何でか少しだけ懐かしい感じがするっと言うよりは少しだけ思い出した。子供の頃にも似たような事があった。
町の収穫祭だかで俺とティア、タイガは少ない小遣いで様々な露店を見て、買って楽しんだ。
途中俺とタイガが先に行き過ぎてティアを置いて行ってしまい、思い出して戻るとベソ掻きながらオロオロしているティアに泣かれながら怒られた。
「何笑ってるの?」
串焼きを食べながら聞いてくるティアに正直言う。
「ちょっと昔の事を思い出してた。確かあったよな?俺達三人で町の収穫祭で露店巡りした事」
「あ~私を置いて行ったあの酷い事件」
「酷い事件って言うのは止めてくれよ。あの時は子供だったろ」
「子供だから余計酷いって思ったもん。小さな女の子一人ほったらかしにしてどんどん先に行っちゃうんだから」
「あ~はいはい、その節は申し訳ございませんでした」
「反省してください」
俺は笑いながらティアと喋る。最近は修行ばかりでこういった日常的な話はそういやしてなかったな。

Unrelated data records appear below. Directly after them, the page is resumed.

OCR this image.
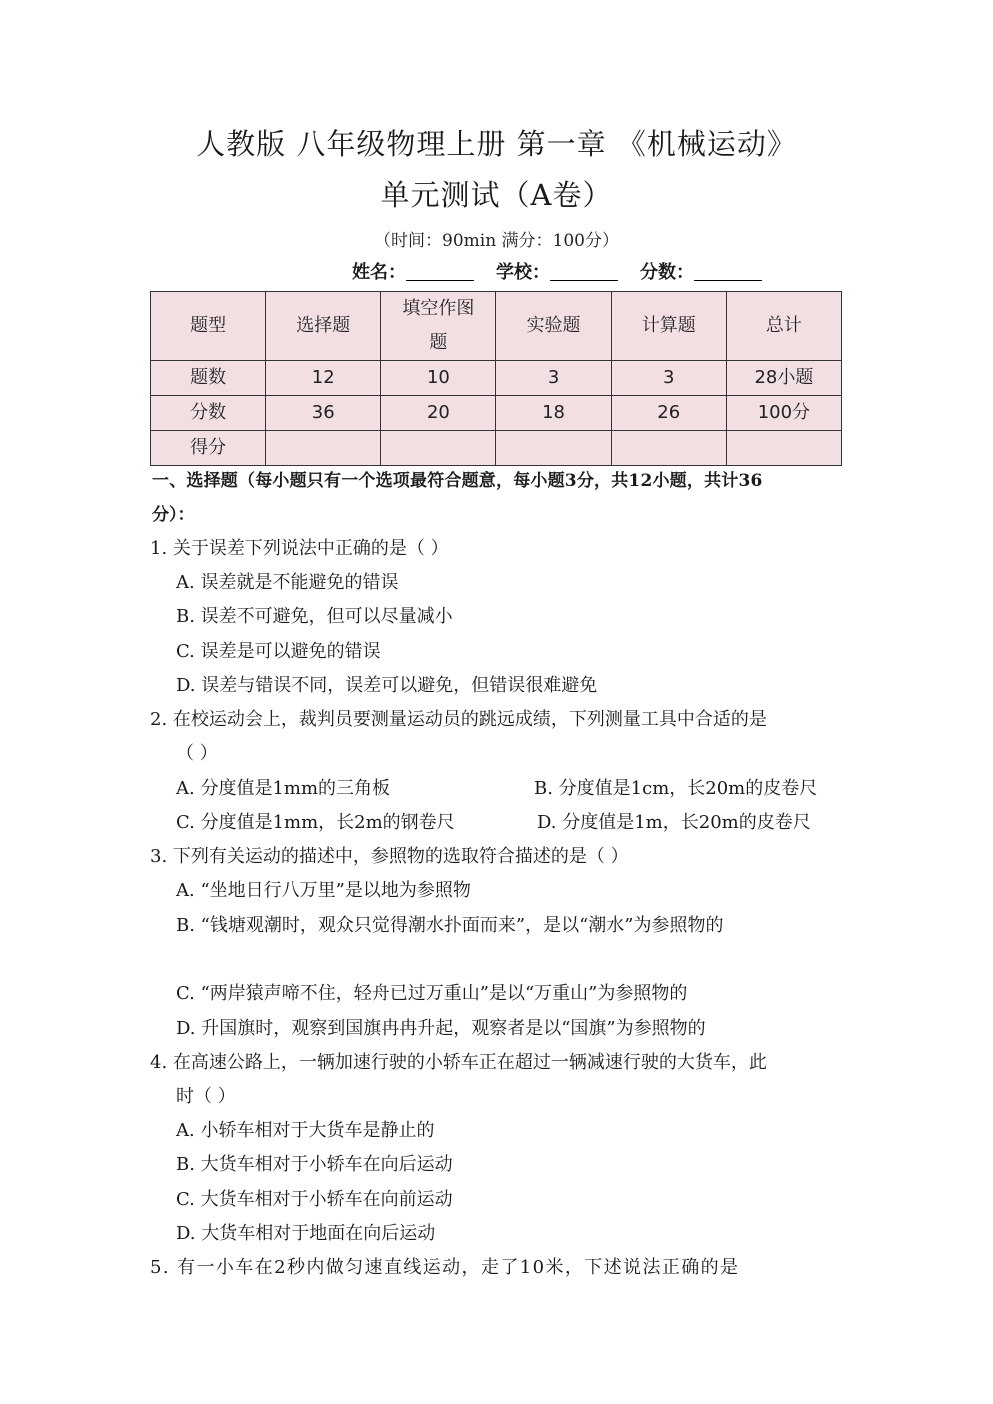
人教版 八年级物理上册 第一章 《机械运动》
单元测试（A卷）
（时间：90min 满分：100分）
姓名：	学校：	分数：
题型	选择题	填空作图题	实验题	计算题	总计
题数	12	10	3	3	28小题
分数	36	20	18	26	100分
得分					
一、选择题（每小题只有一个选项最符合题意，每小题3分，共12小题，共计36
分）：
1. 关于误差下列说法中正确的是（ ）
A. 误差就是不能避免的错误
B. 误差不可避免，但可以尽量减小
C. 误差是可以避免的错误
D. 误差与错误不同，误差可以避免，但错误很难避免
2. 在校运动会上，裁判员要测量运动员的跳远成绩，下列测量工具中合适的是
（ ）
A. 分度值是1mm的三角板	B. 分度值是1cm，长20m的皮卷尺
C. 分度值是1mm，长2m的钢卷尺	D. 分度值是1m，长20m的皮卷尺
3. 下列有关运动的描述中，参照物的选取符合描述的是（ ）
A. “坐地日行八万里”是以地为参照物
B. “钱塘观潮时，观众只觉得潮水扑面而来”，是以“潮水”为参照物的
C. “两岸猿声啼不住，轻舟已过万重山”是以“万重山”为参照物的
D. 升国旗时，观察到国旗冉冉升起，观察者是以“国旗”为参照物的
4. 在高速公路上，一辆加速行驶的小轿车正在超过一辆减速行驶的大货车，此
时（ ）
A. 小轿车相对于大货车是静止的
B. 大货车相对于小轿车在向后运动
C. 大货车相对于小轿车在向前运动
D. 大货车相对于地面在向后运动
5. 有一小车在2秒内做匀速直线运动，走了10米，下述说法正确的是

平和なひと時に心地良いと思ているとティアの口にたれが付いてる事に気が付いた。
「勇者様、お口にたれが付いております」
「え、どこ?」
慌ててバックからハンカチを取ろうとしているのを見てまた少し笑えた。
「あ~俺が取るからちょっと顔こっちに向けろ」
「え、でも」
「いいからじっとしろ」
無理矢理顔を向けさせると指でたれを取る。
「ほい取れた」
「ありがって!何してんの!?」
「何って指に着いたの舐めただけじゃん。汚くはないだろ」
「だって……それ口元に……」
「なんだって?」
「な、何でもない」
何故だか顔を赤くするティアに俺は平然と指に付いたたれを舐め取る。
そうしているとティアは何やら疑う様な視線を送る。
「リルさん達にもこうしてるの?」
「こうって?」
「顔に付いた物を舐め取ったりしてるの?」
「まぁ……たまにあるな。オウカとアオイはやっぱり育ちの良さからか顔に物を付ける様な事はないけどリルとカリンがな……リルは顔に物が付いても気にしないし、カリンは単に子供だからって感じが強いけどな」
思い出しながら言うと体内で抗議が起こるが無視、だってそういう事あったじゃん実際に。
「はぁ、まだまだなのかな~私」
「何がまだまだなんだ?」
「リュウ、やっぱり私の事女の子として見てない」
「いや女として見て」
「女の後に友達って言葉が入るでしょ、多分」
「…………まぁ多分」
「でしょ、つまりリュウはいまだに私の事を一人の女の子として見てないって事。せっかく服も新しいの買ってきたのに」
…………そういやまだ諦めないって言ってたな。あ~本当にどうするかな……
頭を掻きながら真剣に考えていると何故かティアの顔が目の前にあった。
「どうし」
なんだろうと聞こうとしたとき、俺の口をティアが口で塞いだ。
ほんの一瞬だけだったが確かにくっついた。
俺は呆然と言うか、呆けていたと言うかとにかく動けないでいた。
「ティア?」
「えっと、その、ほっ本気だから!!」
そういうとティアは走ってどこかに行ってしまった。
何が本気なのか分かるがそのまま逃亡しないでほしい。だって今、俺の後ろからとんでもない怒りが五つ感じるのだから。